Wait for it... wait for it... "I got rid of the executive chef, and boy, were my kids mad!"
Hold on, I love this part... let me get my air guitar out... "I put the jet on eBay!"
Where were YOU the first time you heard... "there is only ONE man who has really fought for you"? Oh, and the "I'm gonna say this because he won't say it himself" intro -- lighter in the air!
Wait... I'm almost to climax... I need that one last chartbuster... "I said thanks but no thanks to the Bridge to Nowhere!"
You know, even Bachman-Turner Overdrive plays songs besides "Takin' Care of Business" when they hit a rib-off.
I wish I'd realized this strategy worked so well when I was single.
"I have a thirteen-inch penis!"
"No you don't.

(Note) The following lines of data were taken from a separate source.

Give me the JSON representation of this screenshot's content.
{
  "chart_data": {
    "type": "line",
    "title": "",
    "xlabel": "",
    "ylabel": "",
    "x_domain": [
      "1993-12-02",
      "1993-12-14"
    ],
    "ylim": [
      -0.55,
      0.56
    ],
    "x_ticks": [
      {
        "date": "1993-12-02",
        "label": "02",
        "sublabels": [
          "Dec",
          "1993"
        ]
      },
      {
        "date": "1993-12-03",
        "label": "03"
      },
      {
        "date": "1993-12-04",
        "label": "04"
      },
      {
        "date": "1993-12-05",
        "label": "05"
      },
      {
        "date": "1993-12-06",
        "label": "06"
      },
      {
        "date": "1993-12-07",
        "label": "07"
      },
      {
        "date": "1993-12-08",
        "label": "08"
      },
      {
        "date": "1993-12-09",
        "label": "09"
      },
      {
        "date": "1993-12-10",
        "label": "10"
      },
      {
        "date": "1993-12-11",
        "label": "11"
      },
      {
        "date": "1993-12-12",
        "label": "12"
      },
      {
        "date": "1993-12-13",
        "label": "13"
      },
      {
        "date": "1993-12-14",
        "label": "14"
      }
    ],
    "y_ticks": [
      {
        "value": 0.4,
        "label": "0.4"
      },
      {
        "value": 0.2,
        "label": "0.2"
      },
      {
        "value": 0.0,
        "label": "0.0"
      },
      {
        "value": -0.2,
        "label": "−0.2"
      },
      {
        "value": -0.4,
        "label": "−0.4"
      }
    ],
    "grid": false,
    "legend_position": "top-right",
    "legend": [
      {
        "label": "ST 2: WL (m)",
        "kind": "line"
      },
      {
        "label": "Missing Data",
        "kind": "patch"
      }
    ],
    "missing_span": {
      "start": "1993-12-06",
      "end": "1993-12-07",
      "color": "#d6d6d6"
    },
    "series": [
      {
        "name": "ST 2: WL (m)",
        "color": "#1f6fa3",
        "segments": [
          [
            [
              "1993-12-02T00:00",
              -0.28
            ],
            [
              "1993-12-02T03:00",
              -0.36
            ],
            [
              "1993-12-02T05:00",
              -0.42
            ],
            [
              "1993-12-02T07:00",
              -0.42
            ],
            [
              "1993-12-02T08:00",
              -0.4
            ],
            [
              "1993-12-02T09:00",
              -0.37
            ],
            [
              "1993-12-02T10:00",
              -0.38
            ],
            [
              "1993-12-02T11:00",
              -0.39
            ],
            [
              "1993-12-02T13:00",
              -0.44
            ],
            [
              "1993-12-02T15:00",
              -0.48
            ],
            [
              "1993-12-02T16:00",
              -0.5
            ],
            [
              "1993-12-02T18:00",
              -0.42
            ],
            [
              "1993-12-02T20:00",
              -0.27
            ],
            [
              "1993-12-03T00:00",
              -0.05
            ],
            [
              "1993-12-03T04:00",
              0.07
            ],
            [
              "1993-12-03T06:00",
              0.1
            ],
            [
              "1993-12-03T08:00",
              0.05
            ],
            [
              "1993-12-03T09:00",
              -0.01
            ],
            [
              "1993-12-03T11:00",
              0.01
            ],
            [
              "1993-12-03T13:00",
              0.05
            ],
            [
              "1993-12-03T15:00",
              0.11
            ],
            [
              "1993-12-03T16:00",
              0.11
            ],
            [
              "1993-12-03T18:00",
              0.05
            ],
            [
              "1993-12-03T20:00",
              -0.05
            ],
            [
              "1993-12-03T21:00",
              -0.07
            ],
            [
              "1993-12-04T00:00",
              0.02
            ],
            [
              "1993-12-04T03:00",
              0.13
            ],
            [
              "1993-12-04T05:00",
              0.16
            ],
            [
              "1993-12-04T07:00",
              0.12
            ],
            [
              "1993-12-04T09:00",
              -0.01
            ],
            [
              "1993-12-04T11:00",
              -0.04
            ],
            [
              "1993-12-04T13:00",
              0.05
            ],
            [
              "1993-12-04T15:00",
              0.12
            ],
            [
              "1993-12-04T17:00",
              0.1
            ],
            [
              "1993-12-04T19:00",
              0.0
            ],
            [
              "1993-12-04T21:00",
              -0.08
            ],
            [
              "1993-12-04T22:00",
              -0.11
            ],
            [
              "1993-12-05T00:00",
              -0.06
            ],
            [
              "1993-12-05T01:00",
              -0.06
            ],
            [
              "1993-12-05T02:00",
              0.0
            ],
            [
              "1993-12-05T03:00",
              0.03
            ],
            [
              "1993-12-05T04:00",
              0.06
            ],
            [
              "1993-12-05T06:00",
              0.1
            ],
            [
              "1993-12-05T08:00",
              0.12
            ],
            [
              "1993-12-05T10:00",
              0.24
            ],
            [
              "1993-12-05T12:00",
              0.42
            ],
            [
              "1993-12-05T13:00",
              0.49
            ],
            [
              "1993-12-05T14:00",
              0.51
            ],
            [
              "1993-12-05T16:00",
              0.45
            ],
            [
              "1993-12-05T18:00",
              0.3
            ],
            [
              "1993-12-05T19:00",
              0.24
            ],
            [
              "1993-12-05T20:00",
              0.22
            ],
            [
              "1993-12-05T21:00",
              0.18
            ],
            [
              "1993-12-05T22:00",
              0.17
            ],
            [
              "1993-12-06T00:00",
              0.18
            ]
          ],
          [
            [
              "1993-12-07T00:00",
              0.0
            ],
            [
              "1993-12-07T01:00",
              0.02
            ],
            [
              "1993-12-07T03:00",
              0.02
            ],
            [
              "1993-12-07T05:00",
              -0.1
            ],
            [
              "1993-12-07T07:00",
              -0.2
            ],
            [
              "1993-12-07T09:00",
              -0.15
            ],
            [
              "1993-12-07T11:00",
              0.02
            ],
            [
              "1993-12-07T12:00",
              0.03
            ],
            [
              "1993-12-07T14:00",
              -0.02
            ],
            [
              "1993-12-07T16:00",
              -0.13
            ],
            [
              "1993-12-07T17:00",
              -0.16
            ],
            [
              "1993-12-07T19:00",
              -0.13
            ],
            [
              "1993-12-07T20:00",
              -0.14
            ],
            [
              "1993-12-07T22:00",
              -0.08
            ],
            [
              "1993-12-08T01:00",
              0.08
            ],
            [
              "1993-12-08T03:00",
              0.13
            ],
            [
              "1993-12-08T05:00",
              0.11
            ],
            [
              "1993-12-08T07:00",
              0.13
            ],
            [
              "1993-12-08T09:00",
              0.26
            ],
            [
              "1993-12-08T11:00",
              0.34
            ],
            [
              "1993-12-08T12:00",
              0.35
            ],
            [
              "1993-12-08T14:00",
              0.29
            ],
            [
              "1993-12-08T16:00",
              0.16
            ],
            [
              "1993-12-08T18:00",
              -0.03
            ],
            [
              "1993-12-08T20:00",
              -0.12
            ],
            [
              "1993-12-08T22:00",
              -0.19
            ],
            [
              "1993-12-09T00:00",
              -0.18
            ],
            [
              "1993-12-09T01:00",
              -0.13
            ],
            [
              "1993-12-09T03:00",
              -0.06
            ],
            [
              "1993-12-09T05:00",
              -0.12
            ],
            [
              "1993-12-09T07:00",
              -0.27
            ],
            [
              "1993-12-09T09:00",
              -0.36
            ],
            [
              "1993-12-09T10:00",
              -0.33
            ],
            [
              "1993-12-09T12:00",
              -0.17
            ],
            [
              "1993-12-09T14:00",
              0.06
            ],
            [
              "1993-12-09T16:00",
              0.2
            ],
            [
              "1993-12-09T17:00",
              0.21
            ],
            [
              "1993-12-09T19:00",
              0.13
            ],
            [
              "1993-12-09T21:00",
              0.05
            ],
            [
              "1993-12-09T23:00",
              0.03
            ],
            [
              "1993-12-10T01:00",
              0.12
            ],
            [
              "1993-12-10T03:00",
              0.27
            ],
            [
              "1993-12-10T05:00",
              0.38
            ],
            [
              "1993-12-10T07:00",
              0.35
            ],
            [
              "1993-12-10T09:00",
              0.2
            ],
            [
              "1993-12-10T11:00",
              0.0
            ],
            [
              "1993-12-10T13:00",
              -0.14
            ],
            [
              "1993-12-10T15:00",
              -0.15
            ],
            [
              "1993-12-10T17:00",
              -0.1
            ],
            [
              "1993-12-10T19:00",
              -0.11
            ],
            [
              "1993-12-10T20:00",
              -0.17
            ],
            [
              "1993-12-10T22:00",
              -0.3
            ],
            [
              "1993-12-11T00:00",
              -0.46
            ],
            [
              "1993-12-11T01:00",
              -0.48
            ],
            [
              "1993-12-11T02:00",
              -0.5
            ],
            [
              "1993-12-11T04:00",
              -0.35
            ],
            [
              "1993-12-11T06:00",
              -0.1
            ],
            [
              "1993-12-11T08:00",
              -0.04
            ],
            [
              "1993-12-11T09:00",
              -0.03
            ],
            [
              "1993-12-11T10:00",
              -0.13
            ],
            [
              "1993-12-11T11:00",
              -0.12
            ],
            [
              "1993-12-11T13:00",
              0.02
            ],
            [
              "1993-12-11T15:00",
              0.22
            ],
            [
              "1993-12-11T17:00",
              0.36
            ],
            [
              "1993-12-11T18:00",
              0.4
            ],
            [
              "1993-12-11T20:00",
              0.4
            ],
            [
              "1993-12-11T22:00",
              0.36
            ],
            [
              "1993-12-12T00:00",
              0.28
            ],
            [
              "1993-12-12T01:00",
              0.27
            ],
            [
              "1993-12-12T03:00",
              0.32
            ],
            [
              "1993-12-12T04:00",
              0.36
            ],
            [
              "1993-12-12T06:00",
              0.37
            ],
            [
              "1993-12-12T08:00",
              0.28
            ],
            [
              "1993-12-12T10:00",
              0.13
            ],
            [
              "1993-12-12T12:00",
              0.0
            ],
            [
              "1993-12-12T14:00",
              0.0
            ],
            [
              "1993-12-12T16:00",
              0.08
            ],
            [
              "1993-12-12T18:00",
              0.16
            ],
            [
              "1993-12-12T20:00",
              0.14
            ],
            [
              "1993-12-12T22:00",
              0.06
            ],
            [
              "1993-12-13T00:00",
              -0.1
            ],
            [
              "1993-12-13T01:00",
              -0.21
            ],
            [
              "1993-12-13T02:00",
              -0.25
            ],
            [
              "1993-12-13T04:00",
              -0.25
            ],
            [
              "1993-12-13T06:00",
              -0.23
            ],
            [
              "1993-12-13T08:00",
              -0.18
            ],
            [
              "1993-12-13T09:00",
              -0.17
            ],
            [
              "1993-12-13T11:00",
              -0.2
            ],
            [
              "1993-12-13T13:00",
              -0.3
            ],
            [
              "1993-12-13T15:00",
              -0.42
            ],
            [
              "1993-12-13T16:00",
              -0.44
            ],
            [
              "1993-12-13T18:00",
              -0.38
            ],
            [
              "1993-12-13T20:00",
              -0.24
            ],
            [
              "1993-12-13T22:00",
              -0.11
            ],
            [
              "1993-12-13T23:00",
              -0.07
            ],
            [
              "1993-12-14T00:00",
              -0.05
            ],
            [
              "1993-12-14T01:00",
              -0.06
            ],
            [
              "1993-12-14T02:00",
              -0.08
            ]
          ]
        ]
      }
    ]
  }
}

That's almost completely impossible."
"I have a thirteen-inch penis!"
"People have seen it and that's just not true."
"I have a thirteen-inch penis!"
"Well... you sure are scrappy! I'd better sleep with you and your thirteen-inch penis right away!"
Contrast this morning's CNN coverage: Obama puts the "lipstick on a pig" thing in its proper place within two minutes, then outlines a sober, intelligent, far-reaching plan of education reform. Now we have Palin's parrot act and McCain talking up Todd Palin's snowmobiling prowess.
Watch out, big-spending, do-nothing fat cats: unless your name is Charles Keating, change is coming!
Fuck the Alaska jet, I'm gonna go look for John McCain's dignity on eBay.